The Grizzl-E Classic is the charger to buy if you want a charger and nothing else. It is a cast-aluminum, UL-certified box that delivers 40 amps with no mandatory app, no Wi-Fi and nothing in the cloud to fail. It works the day it arrives and keeps working long after the smart units have outlived their app support.
In our best Level 2 chargers roundup the Grizzl-E is the runner-up and the pick for the no-app buyer. This is the closer look. We compile published specs and owner reports and do the math - we have not bench-tested the unit - so treat this as documented research on a charger with a strong reputation for durability.
Who it is for
This is the charger for the buyer who is suspicious of software, which is a reasonable thing to be: a smart charger is only as reliable as the company behind its app, while a dumb charger is reliable as long as the electricity flows. If you charge one car on a flat electricity rate and do not need scheduling or energy tracking, you are the target buyer and will likely never wish you had spent more on features. If you want load sharing or off-peak automation, look at the Emporia instead.
The specs that matter
Grizzl-E rates the Classic at 40 amps / 9.6 kW, with a J1772 connector, a NEMA 14-50 plug, and UL certification. Two specs define it:
- Cast-aluminum enclosure, UL certified. Rated for indoor and outdoor use and genuinely rugged - the kind of build that shrugs off a carport winter. Not every budget charger on Amazon can claim a UL listing, and on a device pushing 40 amps unattended for hours, that listing is the spec we would not skip.

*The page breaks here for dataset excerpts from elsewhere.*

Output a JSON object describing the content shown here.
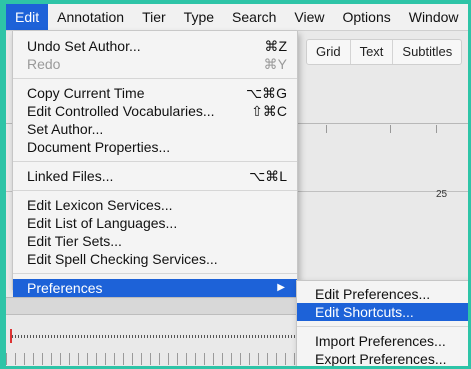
{
  "menubar": {
    "items": [
      "Edit",
      "Annotation",
      "Tier",
      "Type",
      "Search",
      "View",
      "Options",
      "Window"
    ]
  },
  "background": {
    "tabs": [
      "Grid",
      "Text",
      "Subtitles"
    ],
    "ruler_label": "25"
  },
  "edit_menu": {
    "groups": [
      [
        {
          "label": "Undo Set Author...",
          "shortcut": "⌘Z",
          "enabled": true
        },
        {
          "label": "Redo",
          "shortcut": "⌘Y",
          "enabled": false
        }
      ],
      [
        {
          "label": "Copy Current Time",
          "shortcut": "⌥⌘G",
          "enabled": true
        },
        {
          "label": "Edit Controlled Vocabularies...",
          "shortcut": "⇧⌘C",
          "enabled": true
        },
        {
          "label": "Set Author...",
          "shortcut": "",
          "enabled": true
        },
        {
          "label": "Document Properties...",
          "shortcut": "",
          "enabled": true
        }
      ],
      [
        {
          "label": "Linked Files...",
          "shortcut": "⌥⌘L",
          "enabled": true
        }
      ],
      [
        {
          "label": "Edit Lexicon Services...",
          "shortcut": "",
          "enabled": true
        },
        {
          "label": "Edit List of Languages...",
          "shortcut": "",
          "enabled": true
        },
        {
          "label": "Edit Tier Sets...",
          "shortcut": "",
          "enabled": true
        },
        {
          "label": "Edit Spell Checking Services...",
          "shortcut": "",
          "enabled": true
        }
      ]
    ],
    "preferences_label": "Preferences",
    "preferences_arrow": "▶"
  },
  "submenu": {
    "items": [
      {
        "label": "Edit Preferences...",
        "highlighted": false
      },
      {
        "label": "Edit Shortcuts...",
        "highlighted": true
      },
      {
        "label": "Import Preferences...",
        "highlighted": false
      },
      {
        "label": "Export Preferences...",
        "highlighted": false
      }
    ]
  },
  "colors": {
    "outer_border": "#2ec4a7",
    "highlight": "#1d62d8"
  }
}
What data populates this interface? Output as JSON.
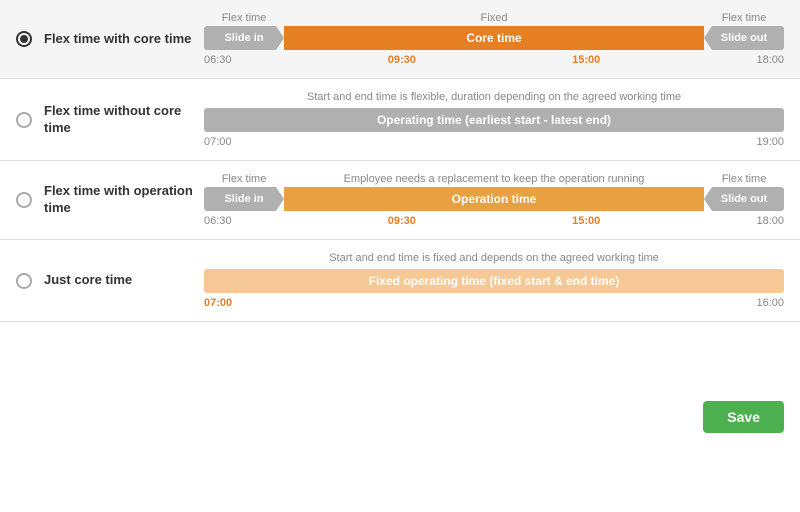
{
  "sections": [
    {
      "id": "flex-core",
      "label": "Flex time with core time",
      "selected": true,
      "diagram": {
        "type": "flex-core",
        "top_labels": [
          "Flex time",
          "Fixed",
          "Flex time"
        ],
        "segments": [
          "Slide in",
          "Core time",
          "Slide out"
        ],
        "times": [
          "06:30",
          "09:30",
          "15:00",
          "18:00"
        ]
      }
    },
    {
      "id": "flex-no-core",
      "label": "Flex time without core time",
      "selected": false,
      "diagram": {
        "type": "operating",
        "description": "Start and end time is flexible, duration depending on the agreed working time",
        "bar_label": "Operating time (earliest start - latest end)",
        "times": [
          "07:00",
          "19:00"
        ]
      }
    },
    {
      "id": "flex-operation",
      "label": "Flex time with operation time",
      "selected": false,
      "diagram": {
        "type": "flex-operation",
        "description": "Employee needs a replacement to keep the operation running",
        "top_labels_left": "Flex time",
        "top_labels_right": "Flex time",
        "segments": [
          "Slide in",
          "Operation time",
          "Slide out"
        ],
        "times": [
          "06:30",
          "09:30",
          "15:00",
          "18:00"
        ]
      }
    },
    {
      "id": "just-core",
      "label": "Just core time",
      "selected": false,
      "diagram": {
        "type": "just-core",
        "description": "Start and end time is fixed and depends on the agreed working time",
        "bar_label": "Fixed operating time (fixed start & end time)",
        "times": [
          "07:00",
          "16:00"
        ]
      }
    }
  ],
  "footer": {
    "save_label": "Save"
  }
}
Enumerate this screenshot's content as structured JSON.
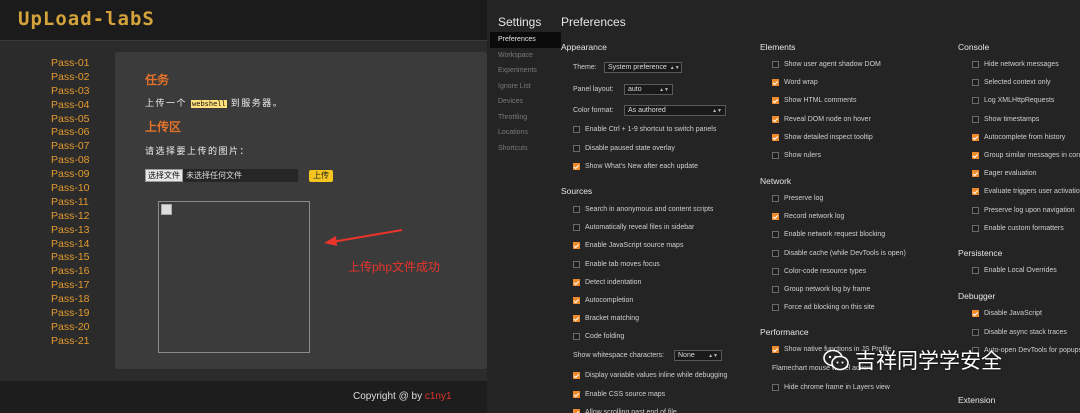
{
  "left": {
    "logo": "UpLoad-labS",
    "pass_items": [
      "Pass-01",
      "Pass-02",
      "Pass-03",
      "Pass-04",
      "Pass-05",
      "Pass-06",
      "Pass-07",
      "Pass-08",
      "Pass-09",
      "Pass-10",
      "Pass-11",
      "Pass-12",
      "Pass-13",
      "Pass-14",
      "Pass-15",
      "Pass-16",
      "Pass-17",
      "Pass-18",
      "Pass-19",
      "Pass-20",
      "Pass-21"
    ],
    "task_heading": "任务",
    "task_text_before": "上传一个",
    "task_code": "webshell",
    "task_text_after": "到服务器。",
    "upload_heading": "上传区",
    "upload_prompt": "请选择要上传的图片：",
    "choose_file_button": "选择文件",
    "no_file_text": "未选择任何文件",
    "upload_button": "上传",
    "annotation": "上传php文件成功",
    "copyright": "Copyright @  by",
    "author": "c1ny1"
  },
  "devtools": {
    "settings_title": "Settings",
    "preferences_title": "Preferences",
    "nav": [
      "Preferences",
      "Workspace",
      "Experiments",
      "Ignore List",
      "Devices",
      "Throttling",
      "Locations",
      "Shortcuts"
    ],
    "appearance": {
      "heading": "Appearance",
      "theme_label": "Theme:",
      "theme_value": "System preference",
      "panel_layout_label": "Panel layout:",
      "panel_layout_value": "auto",
      "color_format_label": "Color format:",
      "color_format_value": "As authored",
      "options": [
        {
          "label": "Enable Ctrl + 1-9 shortcut to switch panels",
          "checked": false
        },
        {
          "label": "Disable paused state overlay",
          "checked": false
        },
        {
          "label": "Show What's New after each update",
          "checked": true
        }
      ]
    },
    "sources": {
      "heading": "Sources",
      "options": [
        {
          "label": "Search in anonymous and content scripts",
          "checked": false
        },
        {
          "label": "Automatically reveal files in sidebar",
          "checked": false
        },
        {
          "label": "Enable JavaScript source maps",
          "checked": true
        },
        {
          "label": "Enable tab moves focus",
          "checked": false
        },
        {
          "label": "Detect indentation",
          "checked": true
        },
        {
          "label": "Autocompletion",
          "checked": true
        },
        {
          "label": "Bracket matching",
          "checked": true
        },
        {
          "label": "Code folding",
          "checked": false
        }
      ],
      "whitespace_label": "Show whitespace characters:",
      "whitespace_value": "None",
      "options2": [
        {
          "label": "Display variable values inline while debugging",
          "checked": true
        },
        {
          "label": "Enable CSS source maps",
          "checked": true
        },
        {
          "label": "Allow scrolling past end of file",
          "checked": true
        }
      ]
    },
    "elements": {
      "heading": "Elements",
      "options": [
        {
          "label": "Show user agent shadow DOM",
          "checked": false
        },
        {
          "label": "Word wrap",
          "checked": true
        },
        {
          "label": "Show HTML comments",
          "checked": true
        },
        {
          "label": "Reveal DOM node on hover",
          "checked": true
        },
        {
          "label": "Show detailed inspect tooltip",
          "checked": true
        },
        {
          "label": "Show rulers",
          "checked": false
        }
      ]
    },
    "network": {
      "heading": "Network",
      "options": [
        {
          "label": "Preserve log",
          "checked": false
        },
        {
          "label": "Record network log",
          "checked": true
        },
        {
          "label": "Enable network request blocking",
          "checked": false
        },
        {
          "label": "Disable cache (while DevTools is open)",
          "checked": false
        },
        {
          "label": "Color-code resource types",
          "checked": false
        },
        {
          "label": "Group network log by frame",
          "checked": false
        },
        {
          "label": "Force ad blocking on this site",
          "checked": false
        }
      ]
    },
    "performance": {
      "heading": "Performance",
      "options": [
        {
          "label": "Show native functions in JS Profile",
          "checked": true
        },
        {
          "label": "Flamechart mouse wheel action:",
          "checked": null
        },
        {
          "label": "Hide chrome frame in Layers view",
          "checked": false
        }
      ]
    },
    "console": {
      "heading": "Console",
      "options": [
        {
          "label": "Hide network messages",
          "checked": false
        },
        {
          "label": "Selected context only",
          "checked": false
        },
        {
          "label": "Log XMLHttpRequests",
          "checked": false
        },
        {
          "label": "Show timestamps",
          "checked": false
        },
        {
          "label": "Autocomplete from history",
          "checked": true
        },
        {
          "label": "Group similar messages in console",
          "checked": true
        },
        {
          "label": "Eager evaluation",
          "checked": true
        },
        {
          "label": "Evaluate triggers user activation",
          "checked": true
        },
        {
          "label": "Preserve log upon navigation",
          "checked": false
        },
        {
          "label": "Enable custom formatters",
          "checked": false
        }
      ]
    },
    "persistence": {
      "heading": "Persistence",
      "options": [
        {
          "label": "Enable Local Overrides",
          "checked": false
        }
      ]
    },
    "debugger": {
      "heading": "Debugger",
      "options": [
        {
          "label": "Disable JavaScript",
          "checked": true
        },
        {
          "label": "Disable async stack traces",
          "checked": false
        },
        {
          "label": "Auto-open DevTools for popups",
          "checked": false
        }
      ]
    },
    "extension": {
      "heading": "Extension"
    }
  },
  "watermark": "吉祥同学学安全",
  "colors": {
    "accent_orange": "#ee8a2b",
    "pass_link": "#e39a2f",
    "heading_orange": "#e2722a",
    "annotation_red": "#e8342b"
  }
}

- 40 amps on a 50-amp breaker. As a plug-in unit it tops out at 40 amps, which needs a 50-amp circuit under the continuous-load rule and typically 6 AWG copper. There is no 48-amp option, and for most daily driving that is completely fine. The sizing detail is in our amperage guide.
What is good
The Grizzl-E's whole case is longevity and simplicity, and it makes it well. The cast-aluminum enclosure is built to outlast plastic-bodied rivals, the UL certification is real reassurance on a high-current device, and the absence of an app means nothing to update, no cloud support to lose, and nothing to troubleshoot on a bad-Wi-Fi day. You plug in and it charges. For a lot of owners that is exactly the relationship they want with a piece of garage infrastructure.
Where it falls short
The trade-offs are deliberate. There is no smart scheduling or energy monitoring, so off-peak automation and two-car load sharing are off the table - look at a smart unit for those. And the stock cable is stiff in cold weather, a recurring owner note; in a cold climate you will wrestle it a little on the worst mornings. Neither is a defect so much as the cost of a rugged, no-frills design, but both are worth knowing.
Installation notes
As a plug-in unit, the Grizzl-E wants a properly rated NEMA 14-50 outlet on a 50-amp circuit. If that outlet exists, installation is simple; if not, adding one is a job for a licensed electrician who can confirm your panel has the capacity. Do not pair it with a bargain receptacle - a continuous 40-amp draw is exactly what makes a cheap outlet overheat, so buy an industrial-grade, listed 14-50 outlet.
Bottom line
The Grizzl-E Classic is the anti-gadget charger, and that is a compliment. It gives up smart features on purpose and spends the budget on a build that will still be charging your car after several app redesigns have come and gone. If you want the smart features too, put it next to our top pick in the ChargePoint vs Grizzl-E comparison, or read the Emporia review. If you just want a charger, buy this one and forget about it.